Я уже сочинил душещипательную сценку: смотрю на башенные часы гостиницы через дорогу безумным взором, затем бросаю взгляд на наручные часы, прижимаю их к уху, яростно срываю с запястья и швыряю в сторону железнодорожных рельсов, извергая ругательства.

Однако ей не было никакого дела до моего опоздания. Не успел я напрячь лицевые мышцы для моего спектакля, она кивнула в сторону статуи и произнесла:

– Доктор Ливингстон, если не ошибаюсь.

Ничего более предсказуемого произнести в данной ситуации невозможно.

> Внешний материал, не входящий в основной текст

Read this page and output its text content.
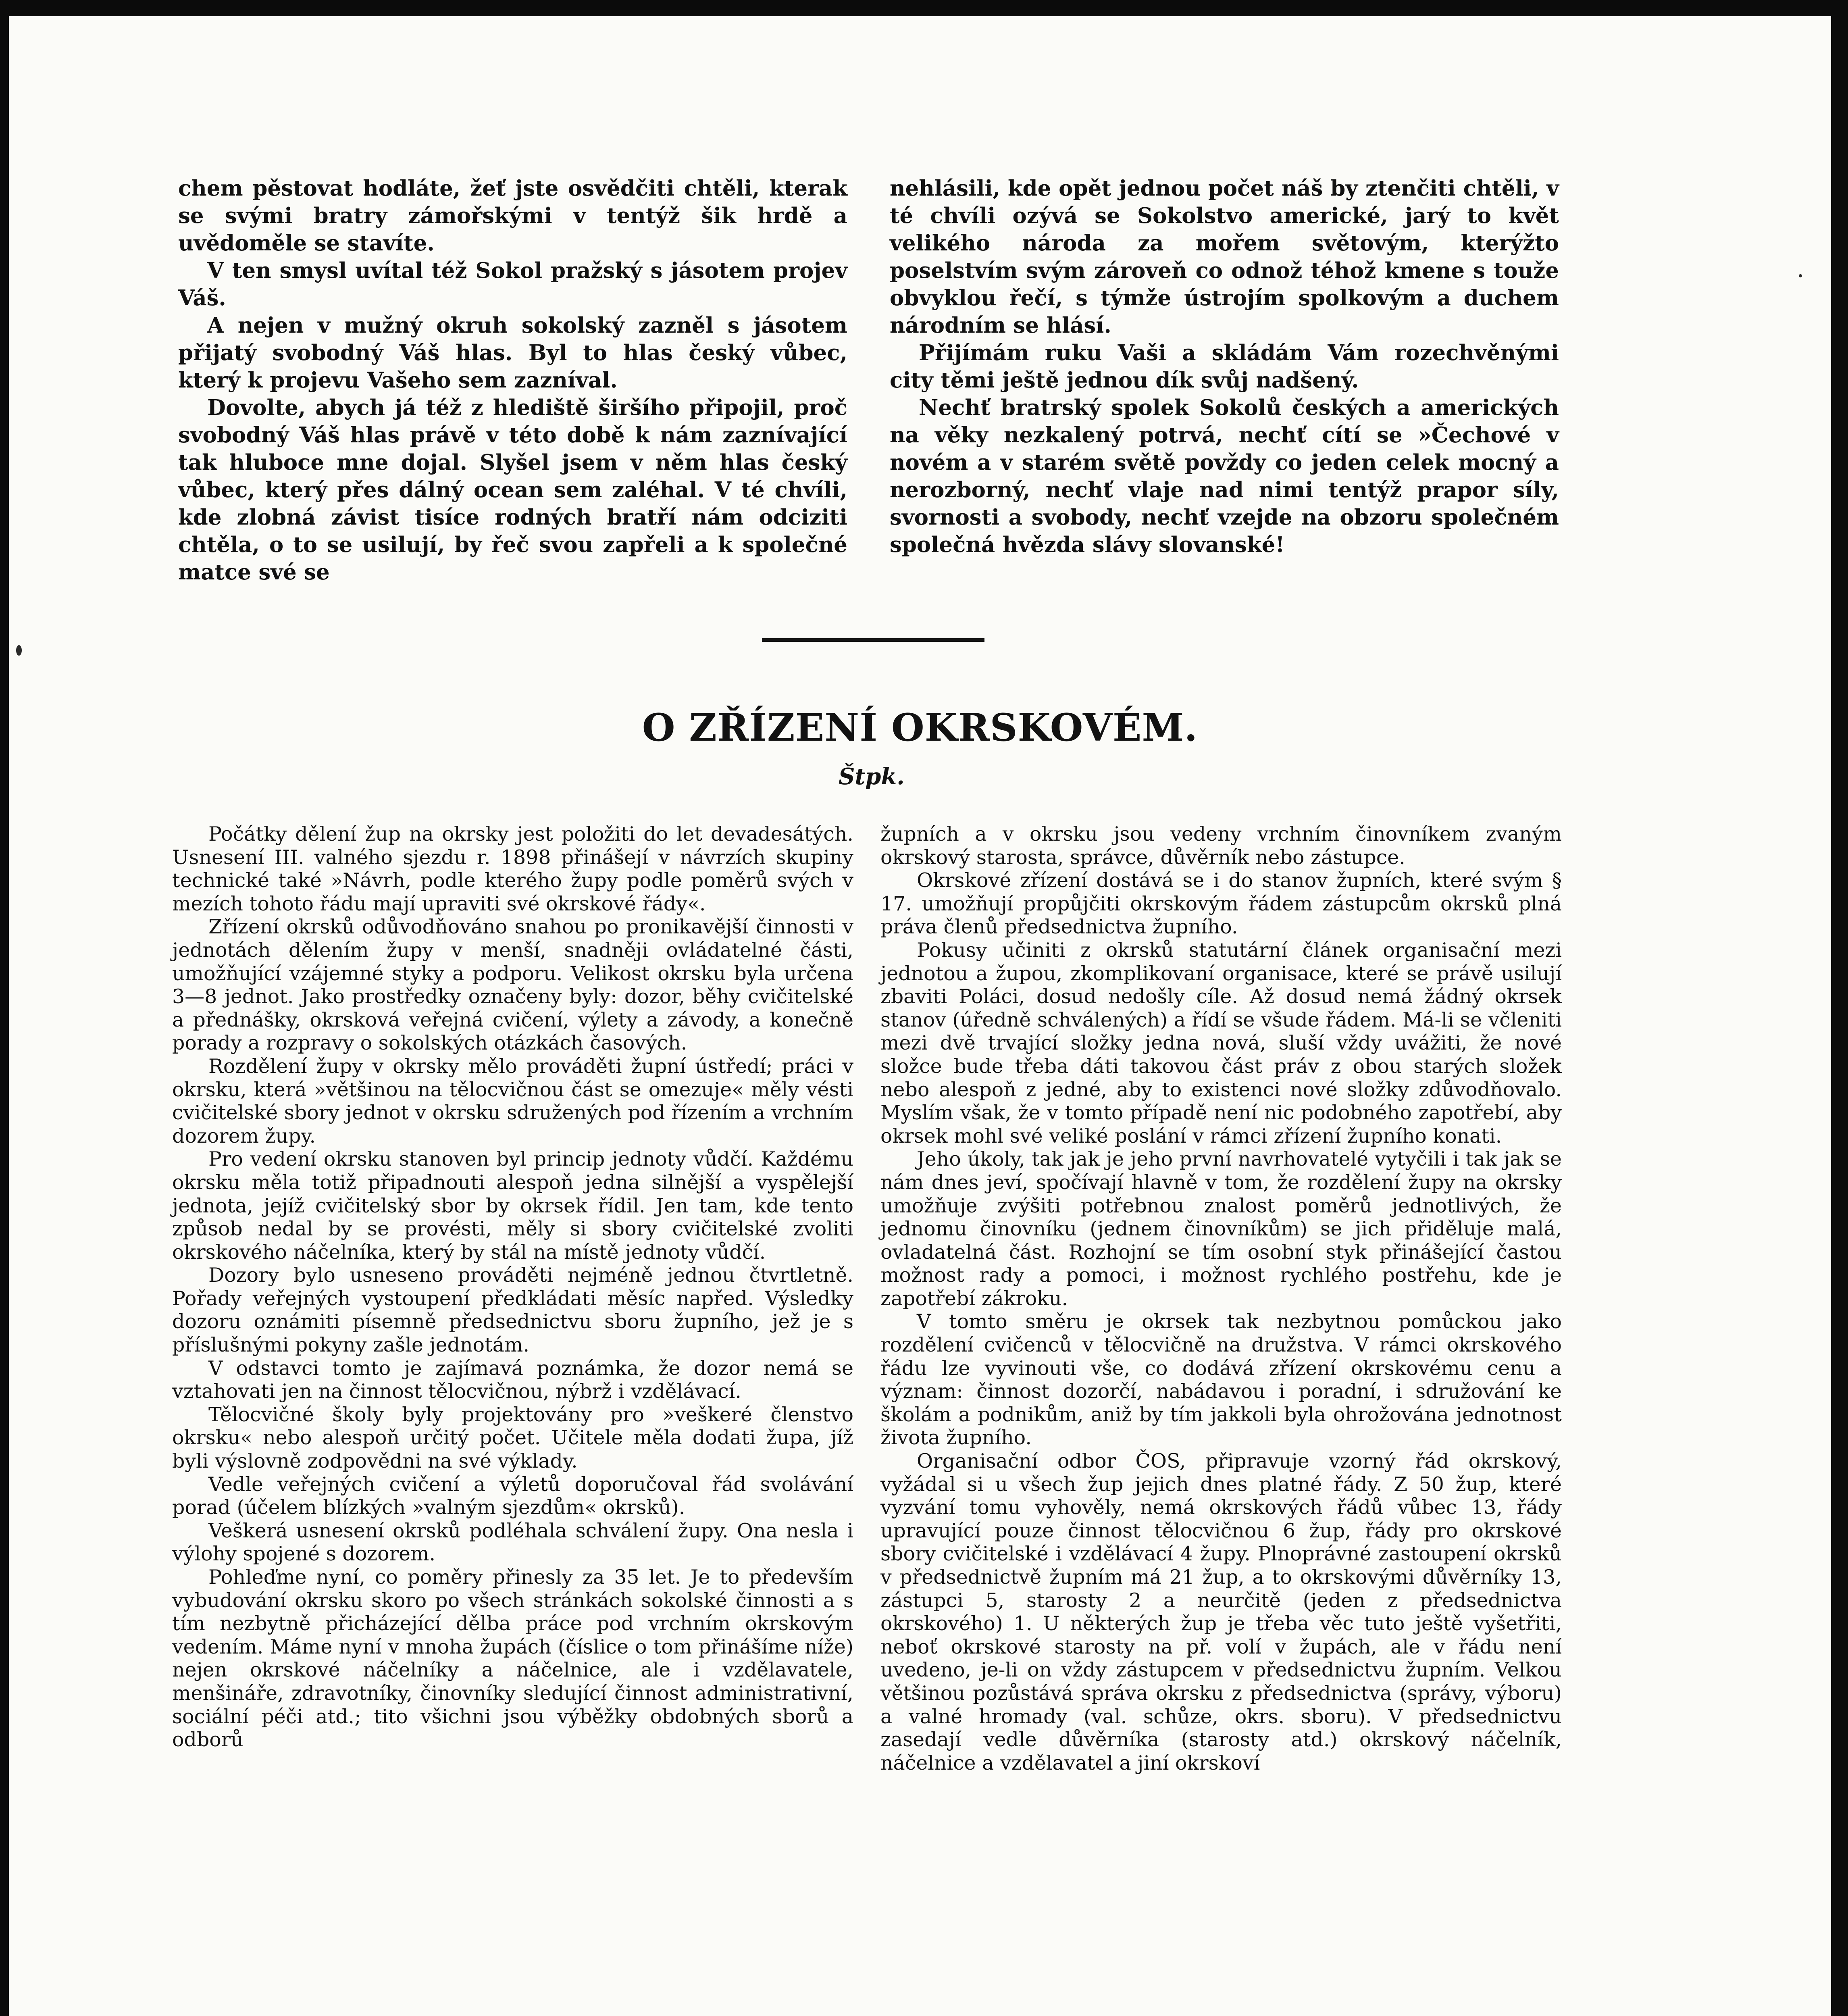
chem pěstovat hodláte, žeť jste osvědčiti chtěli, kterak se svými bratry zámořskými v tentýž šik hrdě a uvědoměle se stavíte.

V ten smysl uvítal též Sokol pražský s jásotem projev Váš.

A nejen v mužný okruh sokolský zazněl s jásotem přijatý svobodný Váš hlas. Byl to hlas český vůbec, který k projevu Vašeho sem zazníval.

Dovolte, abych já též z hlediště širšího připojil, proč svobodný Váš hlas právě v této době k nám zaznívající tak hluboce mne dojal. Slyšel jsem v něm hlas český vůbec, který přes dálný ocean sem zaléhal. V té chvíli, kde zlobná závist tisíce rodných bratří nám odciziti chtěla, o to se usilují, by řeč svou zapřeli a k společné matce své se

nehlásili, kde opět jednou počet náš by ztenčiti chtěli, v té chvíli ozývá se Sokolstvo americké, jarý to květ velikého národa za mořem světovým, kterýžto poselstvím svým zároveň co odnož téhož kmene s touže obvyklou řečí, s týmže ústrojím spolkovým a duchem národním se hlásí.

Přijímám ruku Vaši a skládám Vám rozechvěnými city těmi ještě jednou dík svůj nadšený.

Nechť bratrský spolek Sokolů českých a amerických na věky nezkalený potrvá, nechť cítí se »Čechové v novém a v starém světě povždy co jeden celek mocný a nerozborný, nechť vlaje nad nimi tentýž prapor síly, svornosti a svobody, nechť vzejde na obzoru společném společná hvězda slávy slovanské!

O ZŘÍZENÍ OKRSKOVÉM.
Štpk.

Počátky dělení žup na okrsky jest položiti do let devadesátých. Usnesení III. valného sjezdu r. 1898 přinášejí v návrzích skupiny technické také »Návrh, podle kterého župy podle poměrů svých v mezích tohoto řádu mají upraviti své okrskové řády«.

Zřízení okrsků odůvodňováno snahou po pronikavější činnosti v jednotách dělením župy v menší, snadněji ovládatelné části, umožňující vzájemné styky a podporu. Velikost okrsku byla určena 3—8 jednot. Jako prostředky označeny byly: dozor, běhy cvičitelské a přednášky, okrsková veřejná cvičení, výlety a závody, a konečně porady a rozpravy o sokolských otázkách časových.

Rozdělení župy v okrsky mělo prováděti župní ústředí; práci v okrsku, která »většinou na tělocvičnou část se omezuje« měly vésti cvičitelské sbory jednot v okrsku sdružených pod řízením a vrchním dozorem župy.

Pro vedení okrsku stanoven byl princip jednoty vůdčí. Každému okrsku měla totiž připadnouti alespoň jedna silnější a vyspělejší jednota, jejíž cvičitelský sbor by okrsek řídil. Jen tam, kde tento způsob nedal by se provésti, měly si sbory cvičitelské zvoliti okrskového náčelníka, který by stál na místě jednoty vůdčí.

Dozory bylo usneseno prováděti nejméně jednou čtvrtletně. Pořady veřejných vystoupení předkládati měsíc napřed. Výsledky dozoru oznámiti písemně předsednictvu sboru župního, jež je s příslušnými pokyny zašle jednotám.

V odstavci tomto je zajímavá poznámka, že dozor nemá se vztahovati jen na činnost tělocvičnou, nýbrž i vzdělávací.

Tělocvičné školy byly projektovány pro »veškeré členstvo okrsku« nebo alespoň určitý počet. Učitele měla dodati župa, jíž byli výslovně zodpovědni na své výklady.

Vedle veřejných cvičení a výletů doporučoval řád svolávání porad (účelem blízkých »valným sjezdům« okrsků).

Veškerá usnesení okrsků podléhala schválení župy. Ona nesla i výlohy spojené s dozorem.

Pohleďme nyní, co poměry přinesly za 35 let. Je to především vybudování okrsku skoro po všech stránkách sokolské činnosti a s tím nezbytně přicházející dělba práce pod vrchním okrskovým vedením. Máme nyní v mnoha župách (číslice o tom přinášíme níže) nejen okrskové náčelníky a náčelnice, ale i vzdělavatele, menšináře, zdravotníky, činovníky sledující činnost administrativní, sociální péči atd.; tito všichni jsou výběžky obdobných sborů a odborů

župních a v okrsku jsou vedeny vrchním činovníkem zvaným okrskový starosta, správce, důvěrník nebo zástupce.

Okrskové zřízení dostává se i do stanov župních, které svým § 17. umožňují propůjčiti okrskovým řádem zástupcům okrsků plná práva členů předsednictva župního.

Pokusy učiniti z okrsků statutární článek organisační mezi jednotou a župou, zkomplikovaní organisace, které se právě usilují zbaviti Poláci, dosud nedošly cíle. Až dosud nemá žádný okrsek stanov (úředně schválených) a řídí se všude řádem. Má-li se včleniti mezi dvě trvající složky jedna nová, sluší vždy uvážiti, že nové složce bude třeba dáti takovou část práv z obou starých složek nebo alespoň z jedné, aby to existenci nové složky zdůvodňovalo. Myslím však, že v tomto případě není nic podobného zapotřebí, aby okrsek mohl své veliké poslání v rámci zřízení župního konati.

Jeho úkoly, tak jak je jeho první navrhovatelé vytyčili i tak jak se nám dnes jeví, spočívají hlavně v tom, že rozdělení župy na okrsky umožňuje zvýšiti potřebnou znalost poměrů jednotlivých, že jednomu činovníku (jednem činovníkům) se jich přiděluje malá, ovladatelná část. Rozhojní se tím osobní styk přinášející častou možnost rady a pomoci, i možnost rychlého postřehu, kde je zapotřebí zákroku.

V tomto směru je okrsek tak nezbytnou pomůckou jako rozdělení cvičenců v tělocvičně na družstva. V rámci okrskového řádu lze vyvinouti vše, co dodává zřízení okrskovému cenu a význam: činnost dozorčí, nabádavou i poradní, i sdružování ke školám a podnikům, aniž by tím jakkoli byla ohrožována jednotnost života župního.

Organisační odbor ČOS, připravuje vzorný řád okrskový, vyžádal si u všech žup jejich dnes platné řády. Z 50 žup, které vyzvání tomu vyhověly, nemá okrskových řádů vůbec 13, řády upravující pouze činnost tělocvičnou 6 žup, řády pro okrskové sbory cvičitelské i vzdělávací 4 župy. Plnoprávné zastoupení okrsků v předsednictvě župním má 21 žup, a to okrskovými důvěrníky 13, zástupci 5, starosty 2 a neurčitě (jeden z předsednictva okrskového) 1. U některých žup je třeba věc tuto ještě vyšetřiti, neboť okrskové starosty na př. volí v župách, ale v řádu není uvedeno, je-li on vždy zástupcem v předsednictvu župním. Velkou většinou pozůstává správa okrsku z předsednictva (správy, výboru) a valné hromady (val. schůze, okrs. sboru). V předsednictvu zasedají vedle důvěrníka (starosty atd.) okrskový náčelník, náčelnice a vzdělavatel a jiní okrskoví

Статуя Ливингстона, должно быть, слышит это двадцать тысяч раз за день ежедневно и ежегодно. Удивительно, что постоянное, сводящее с ума повторение этих слов не приводит к тому, что окаменевший Ливингстон не оживает, не сходит с постамента и не пинает жестоко до потери сознания того, кто произносит эту фразу.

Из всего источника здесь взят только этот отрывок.